As DevOps moves from early adopter territory into the mainstream, there is the inevitable evolution in how it is described. As with Agile before it, ask twenty people to define DevOps and you’ll get twenty slightly different answers. But it’s important that nuance doesn’t get in the way of understanding it at a fundamental level. Amazon Web Services’s has a clear and succinct take on the what and the why:
DevOps is the combination of cultural philosophies, practices, and tools that increases an organisation’s ability to deliver applications and services at high velocity: evolving and improving products at a faster pace than organisations using traditional software development and infrastructure management processes. This speed enables organisations to better serve their customers and compete more effectively in the market.
At its core is the move away from the ‘siloing’ of development and operations teams to cross-departmental integration; the onus is on close collaboration and communication between the teams which, when coupled with the appropriate technology and tooling, can create the conditions for optimising software delivery. The outcome? Continuous improvement through development and deployment that is fast, iterative, reliable, secure, compliant, and derisked.
Many of the articles on DevOps stress that it is a mindset, not a toolset, and go onto explore the cultural challenge inherent in any shift of traditional thinking and process. Nothing wrong in that but there are dangers in relegating the technical piece to an afterthought, or worse, making the assumption that the technology isn’t part of the overall challenge. Because a DevOps philosophy can only take root and thrive in a DevOps-tuned environment, where underpinning systems and resources have been designed carefully to align with the needs of a DevOps-focused organisation. When DevOps is instead shoehorned into an existing infrastructure, problems can arise.
Take the example of one government agency that in recent years has committed to a very aggressive digital transformation agenda. Operating entirely online, they have plenty of ambition but has plenty of ambition for the future with IT enablement front and centre of its strategy.
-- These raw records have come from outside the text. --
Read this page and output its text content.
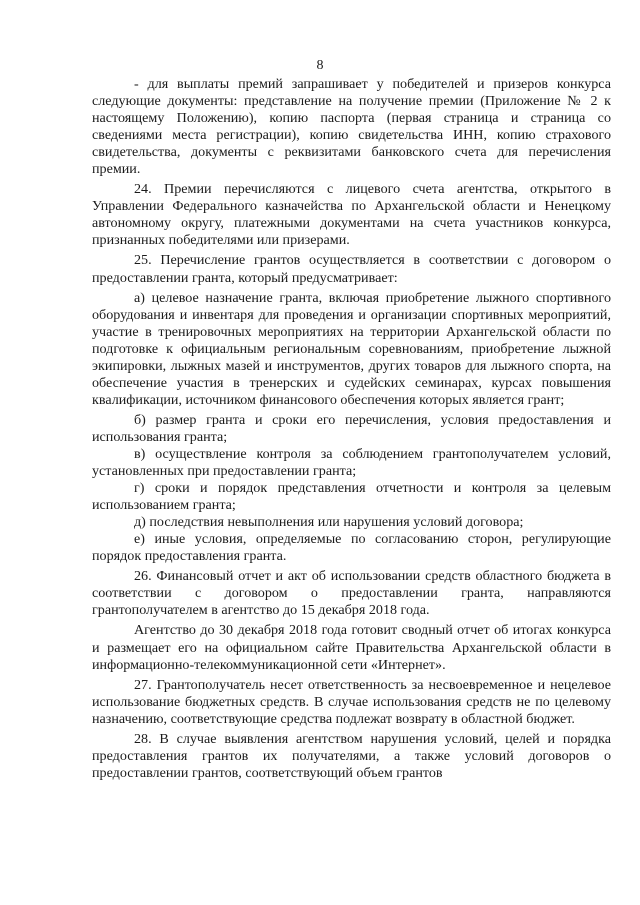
8

- для выплаты премий запрашивает у победителей и призеров конкурса следующие документы: представление на получение премии (Приложение № 2 к настоящему Положению), копию паспорта (первая страница и страница со сведениями места регистрации), копию свидетельства ИНН, копию страхового свидетельства, документы с реквизитами банковского счета для перечисления премии.

24. Премии перечисляются с лицевого счета агентства, открытого в Управлении Федерального казначейства по Архангельской области и Ненецкому автономному округу, платежными документами на счета участников конкурса, признанных победителями или призерами.

25. Перечисление грантов осуществляется в соответствии с договором о предоставлении гранта, который предусматривает:

а) целевое назначение гранта, включая приобретение лыжного спортивного оборудования и инвентаря для проведения и организации спортивных мероприятий, участие в тренировочных мероприятиях на территории Архангельской области по подготовке к официальным региональным соревнованиям, приобретение лыжной экипировки, лыжных мазей и инструментов, других товаров для лыжного спорта, на обеспечение участия в тренерских и судейских семинарах, курсах повышения квалификации, источником финансового обеспечения которых является грант;

б) размер гранта и сроки его перечисления, условия предоставления и использования гранта;

в) осуществление контроля за соблюдением грантополучателем условий, установленных при предоставлении гранта;

г) сроки и порядок представления отчетности и контроля за целевым использованием гранта;

д) последствия невыполнения или нарушения условий договора;

е) иные условия, определяемые по согласованию сторон, регулирующие порядок предоставления гранта.

26. Финансовый отчет и акт об использовании средств областного бюджета в соответствии с договором о предоставлении гранта, направляются грантополучателем в агентство до 15 декабря 2018 года.

Агентство до 30 декабря 2018 года готовит сводный отчет об итогах конкурса и размещает его на официальном сайте Правительства Архангельской области в информационно-телекоммуникационной сети «Интернет».

27. Грантополучатель несет ответственность за несвоевременное и нецелевое использование бюджетных средств. В случае использования средств не по целевому назначению, соответствующие средства подлежат возврату в областной бюджет.

28. В случае выявления агентством нарушения условий, целей и порядка предоставления грантов их получателями, а также условий договоров о предоставлении грантов, соответствующий объем грантов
One of its first moves a few years ago was to move from the traditional ‘waterfall’ development approach to embrace a DevOps culture. There was positive adoption from its large technical team but their will and efforts were soon being thwarted by their legacy development environment. So where they wanted to spin up environments in minutes they instead found themselves having to wait weeks for the support provider to provide a single instance. And those critical success factors for DevOps – the ability to be agile, to work cooperatively, to build a momentum, to follow a smooth, standardized, proven process – these were compromised every day by a platform whose availability, speed and usability fell well short of what was required.
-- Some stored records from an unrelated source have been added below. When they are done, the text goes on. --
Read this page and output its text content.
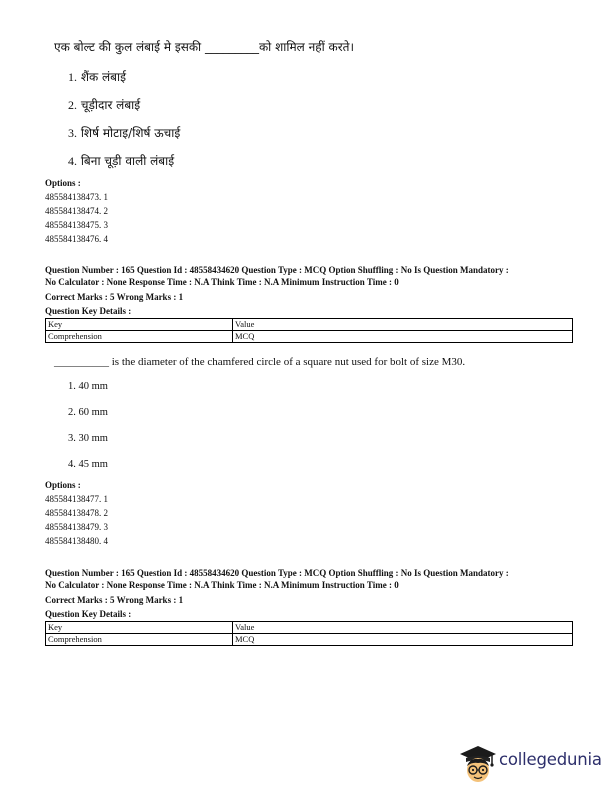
एक बोल्ट की कुल लंबाई मे इसकी _________को शामिल नहीं करते।
1. शैंक लंबाई
2. चूड़ीदार लंबाई
3. शिर्ष मोटाइ/शिर्ष ऊचाई
4. बिना चूड़ी वाली लंबाई
Options :
485584138473. 1
485584138474. 2
485584138475. 3
485584138476. 4
Question Number : 165 Question Id : 48558434620 Question Type : MCQ Option Shuffling : No Is Question Mandatory :
No Calculator : None Response Time : N.A Think Time : N.A Minimum Instruction Time : 0
Correct Marks : 5 Wrong Marks : 1
Question Key Details :
Key	Value
Comprehension	MCQ
__________ is the diameter of the chamfered circle of a square nut used for bolt of size M30.
1. 40 mm
2. 60 mm
3. 30 mm
4. 45 mm
Options :
485584138477. 1
485584138478. 2
485584138479. 3
485584138480. 4
Question Number : 165 Question Id : 48558434620 Question Type : MCQ Option Shuffling : No Is Question Mandatory :
No Calculator : None Response Time : N.A Think Time : N.A Minimum Instruction Time : 0
Correct Marks : 5 Wrong Marks : 1
Question Key Details :
Key	Value
Comprehension	MCQ
collegedunia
Without a ‘DevOps by design’ approach to the underlying environment, adopters are likely to find themselves in the same boat as this agency: jeopardising not only the success of the DevOps program itself but, and far more importantly, an organisation’s ability to respond, capitalise and compete in a fast-changing world. In the government agency’s case, they responded to the danger with a complete rework of its development environment; it is now fully aligned with the requirements of the team and set up to allow DevOps to flourish and deliver to its maximum potential. It opted for an Oracle Engineered Systems SuperCluster-based Platform-as-a-Service solution together with Oracle Agile implementation services and advanced customer support; going the managed service route unlocked further gains in that focus on development can be total, IT resources are freed up for more innovative work.
Putting in place an environment tuned up for DevOps has transformed performance at the agency: the team’s output level has doubled in less than a year; new functionality is being designed and delivered in a single day when previously it may have taken up to 8 months to get it live; fresh ideas are flourishing because for the first time the agency knows that it can ‘afford to fail’; and the cumulative confidence of the team in a DevOps approach that is now no longer stifled by technology but catalysed by it is seeing renewed commitment to and enthusiasm for the agency’s transformational agenda.
There’s no argument that the cultural challenges around DevOps are significant and worth examination. Prepare to see the phrase ‘it’s more a change of culture than a change of technology’ a lot this year. But it would be dangerous to assume that technology doesn’t have a role to play. It won’t be the lead, but the supporter. But remember, it’s the supporter that keeps everything else propped up.